Anos mais tarde, repeti até à exaustão, noutras circunstâncias da vida , a mesma expressão que de menina me tinha feito mulher. “ Tens que ser grande “. Ser grande era conseguir um muito bom ou excelente, as balizas que tinham guiado a minha infância e adolescência. Era conseguir. Alcançar. Vencer. Sem atropelos. Ter mérito. Oh, que palavra ignorada tantas vezes porque atropelada pelos mais fortes, mas não necessariamente pelos melhores.

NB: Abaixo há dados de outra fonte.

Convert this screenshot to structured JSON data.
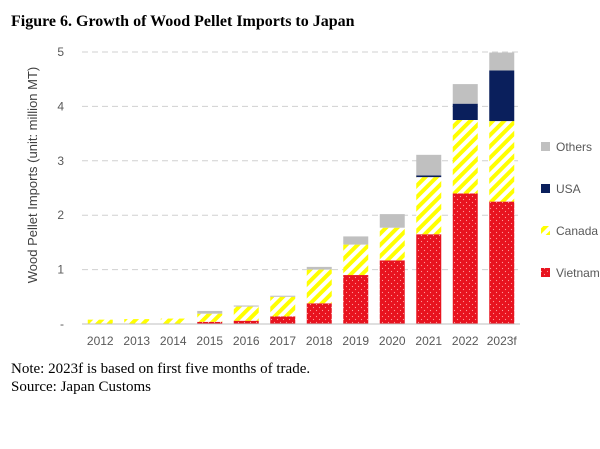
{
  "figure_title": "Figure 6. Growth of Wood Pellet Imports to Japan",
  "note": "Note: 2023f is based on first five months of trade.",
  "source": "Source: Japan Customs",
  "colors": {
    "Vietnam": "#e8131f",
    "Canada": "#ffff00",
    "USA": "#0a1f5c",
    "Others": "#c0c0c0",
    "grid": "#d0d0d0"
  },
  "chart_data": {
    "type": "bar",
    "stacked": true,
    "title": "",
    "xlabel": "",
    "ylabel": "Wood Pellet Imports (unit: million MT)",
    "ylim": [
      0,
      5
    ],
    "yticks": [
      "-",
      "1",
      "2",
      "3",
      "4",
      "5"
    ],
    "grid": true,
    "legend_position": "right",
    "categories": [
      "2012",
      "2013",
      "2014",
      "2015",
      "2016",
      "2017",
      "2018",
      "2019",
      "2020",
      "2021",
      "2022",
      "2023f"
    ],
    "series": [
      {
        "name": "Vietnam",
        "values": [
          0.0,
          0.0,
          0.0,
          0.04,
          0.06,
          0.14,
          0.38,
          0.9,
          1.17,
          1.65,
          2.4,
          2.25
        ]
      },
      {
        "name": "Canada",
        "values": [
          0.08,
          0.09,
          0.1,
          0.15,
          0.26,
          0.36,
          0.62,
          0.56,
          0.6,
          1.05,
          1.35,
          1.48
        ]
      },
      {
        "name": "USA",
        "values": [
          0.0,
          0.0,
          0.0,
          0.0,
          0.0,
          0.0,
          0.0,
          0.0,
          0.0,
          0.03,
          0.3,
          0.93
        ]
      },
      {
        "name": "Others",
        "values": [
          0.0,
          0.0,
          0.0,
          0.05,
          0.02,
          0.02,
          0.05,
          0.15,
          0.25,
          0.38,
          0.36,
          0.33
        ]
      }
    ],
    "legend_order": [
      "Others",
      "USA",
      "Canada",
      "Vietnam"
    ]
  }
}
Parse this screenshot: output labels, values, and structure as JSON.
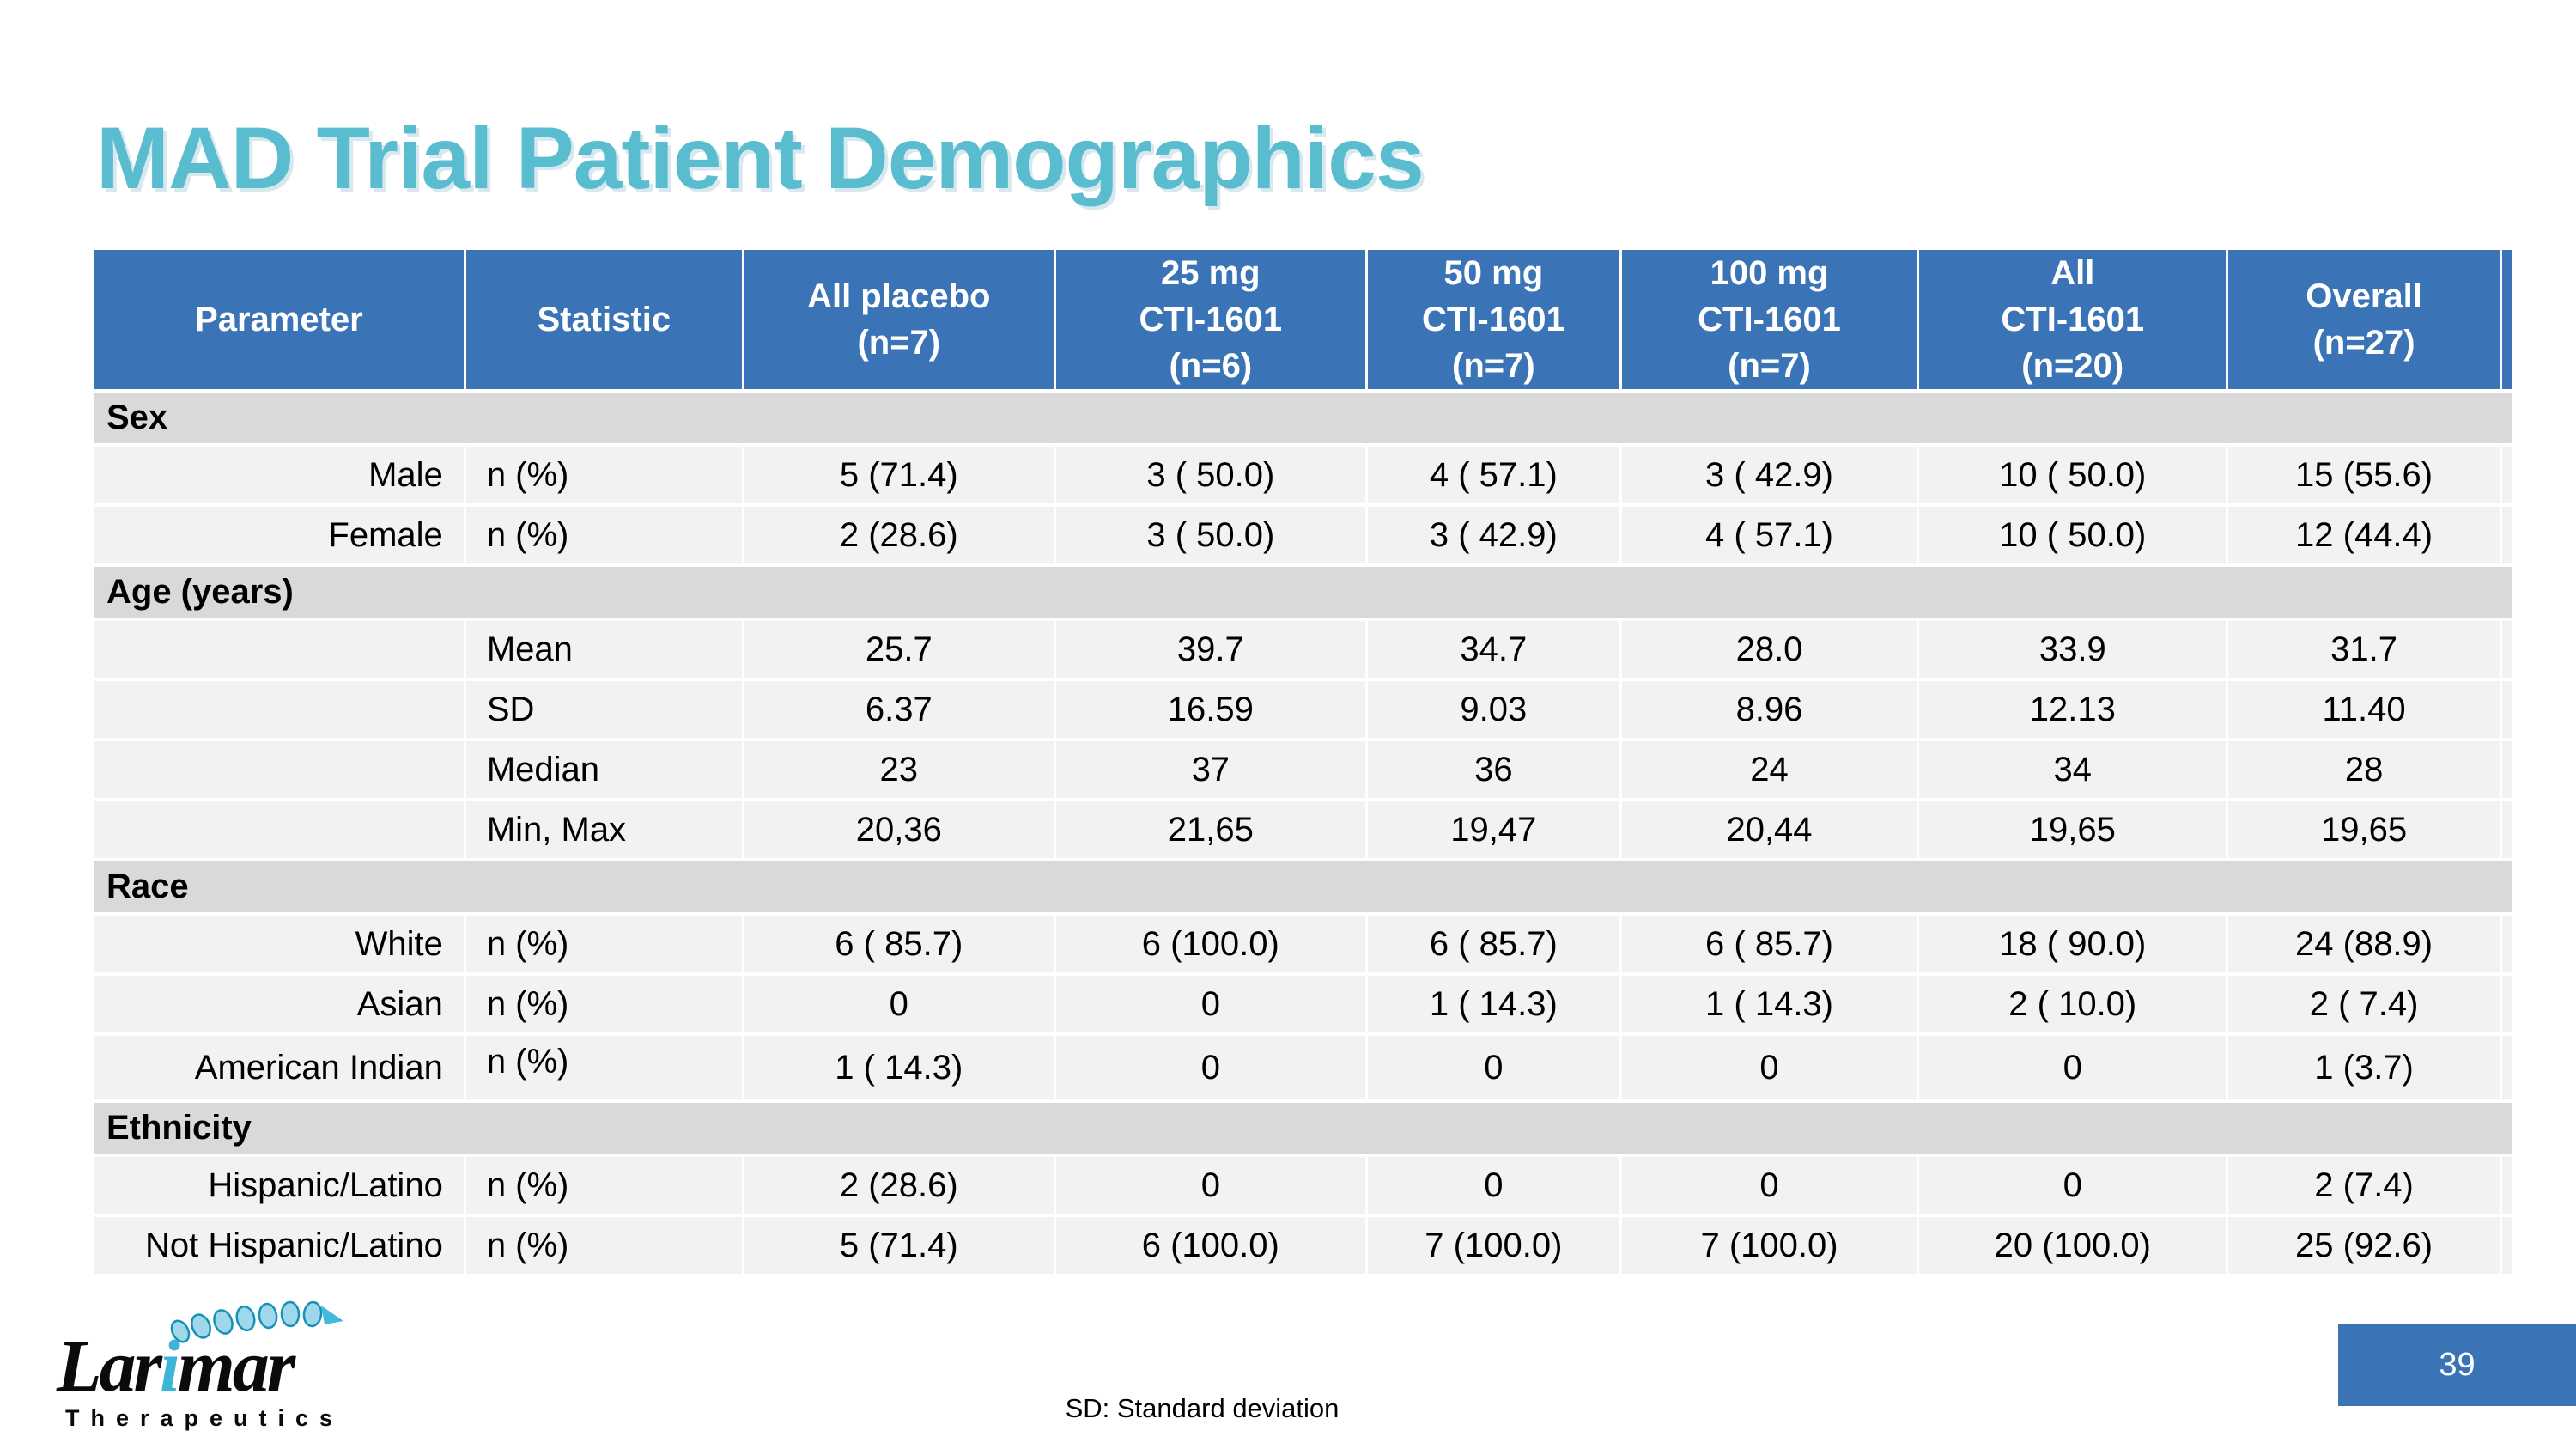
{
  "slide": {
    "title": "MAD Trial Patient Demographics",
    "footnote": "SD: Standard deviation",
    "page_number": "39",
    "logo": {
      "name": "Larimar",
      "subtext": "Therapeutics"
    }
  },
  "colors": {
    "header_blue": "#3a73b6",
    "title_teal": "#5abccf",
    "section_gray": "#d9d9d9",
    "row_gray": "#f2f2f2",
    "logo_teal": "#3fb4d9"
  },
  "table": {
    "columns": [
      "Parameter",
      "Statistic",
      "All placebo\n(n=7)",
      "25 mg\nCTI-1601\n(n=6)",
      "50 mg\nCTI-1601\n(n=7)",
      "100 mg\nCTI-1601\n(n=7)",
      "All\nCTI-1601\n(n=20)",
      "Overall\n(n=27)"
    ],
    "sections": [
      {
        "label": "Sex",
        "rows": [
          {
            "parameter": "Male",
            "statistic": "n (%)",
            "statistic_top": false,
            "values": [
              "5 (71.4)",
              "3 ( 50.0)",
              "4 ( 57.1)",
              "3 ( 42.9)",
              "10 ( 50.0)",
              "15 (55.6)"
            ]
          },
          {
            "parameter": "Female",
            "statistic": "n (%)",
            "statistic_top": false,
            "values": [
              "2 (28.6)",
              "3 ( 50.0)",
              "3 ( 42.9)",
              "4 ( 57.1)",
              "10 ( 50.0)",
              "12 (44.4)"
            ]
          }
        ]
      },
      {
        "label": "Age (years)",
        "rows": [
          {
            "parameter": "",
            "statistic": "Mean",
            "statistic_top": false,
            "values": [
              "25.7",
              "39.7",
              "34.7",
              "28.0",
              "33.9",
              "31.7"
            ]
          },
          {
            "parameter": "",
            "statistic": "SD",
            "statistic_top": false,
            "values": [
              "6.37",
              "16.59",
              "9.03",
              "8.96",
              "12.13",
              "11.40"
            ]
          },
          {
            "parameter": "",
            "statistic": "Median",
            "statistic_top": false,
            "values": [
              "23",
              "37",
              "36",
              "24",
              "34",
              "28"
            ]
          },
          {
            "parameter": "",
            "statistic": "Min, Max",
            "statistic_top": false,
            "values": [
              "20,36",
              "21,65",
              "19,47",
              "20,44",
              "19,65",
              "19,65"
            ]
          }
        ]
      },
      {
        "label": "Race",
        "rows": [
          {
            "parameter": "White",
            "statistic": "n (%)",
            "statistic_top": false,
            "values": [
              "6 ( 85.7)",
              "6 (100.0)",
              "6 ( 85.7)",
              "6 ( 85.7)",
              "18 ( 90.0)",
              "24 (88.9)"
            ]
          },
          {
            "parameter": "Asian",
            "statistic": "n (%)",
            "statistic_top": false,
            "values": [
              "0",
              "0",
              "1 ( 14.3)",
              "1 ( 14.3)",
              "2 ( 10.0)",
              "2 ( 7.4)"
            ]
          },
          {
            "parameter": "American Indian",
            "statistic": "n (%)",
            "statistic_top": true,
            "values": [
              "1 ( 14.3)",
              "0",
              "0",
              "0",
              "0",
              "1 (3.7)"
            ]
          }
        ]
      },
      {
        "label": "Ethnicity",
        "rows": [
          {
            "parameter": "Hispanic/Latino",
            "statistic": "n (%)",
            "statistic_top": false,
            "values": [
              "2 (28.6)",
              "0",
              "0",
              "0",
              "0",
              "2 (7.4)"
            ]
          },
          {
            "parameter": "Not Hispanic/Latino",
            "statistic": "n (%)",
            "statistic_top": false,
            "values": [
              "5 (71.4)",
              "6 (100.0)",
              "7 (100.0)",
              "7 (100.0)",
              "20 (100.0)",
              "25 (92.6)"
            ]
          }
        ]
      }
    ]
  }
}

É duro ser “grande “. É exigente. Não permite o fracasso. Impôe-nos esforço. Imunidade à maledicência e à inveja, esse sentimento tão portugûes que tantas vezes nos pôs à prova ao longo da história e determina as nossas relações sociais e a nossa pessoalidade. Quando  somos grandes, uns admiram-nos ; outros criticam-nos ou censuram os nossos actos e palavras.

É difícil acompanhar os grandes e, por isso, os grandes experimentam tanto a solidão, num silêncio íntimo.

Em França, a selecção nacional e o seu líder Fernando Santos, foram Grandes.Carregavam a experança de um país e de uma diáspora. As cores de uma bandeira têm esse poder : elevar o espírito de milhões, numa comunhão de afectos e de alegria que não olha a ricos, pobres, pequenos, adultos, iletrados ou alfabetizados.

O futebol tem esse dom de agregar emoções. Não há corações que vibram. Há um Grande coração. É nosso.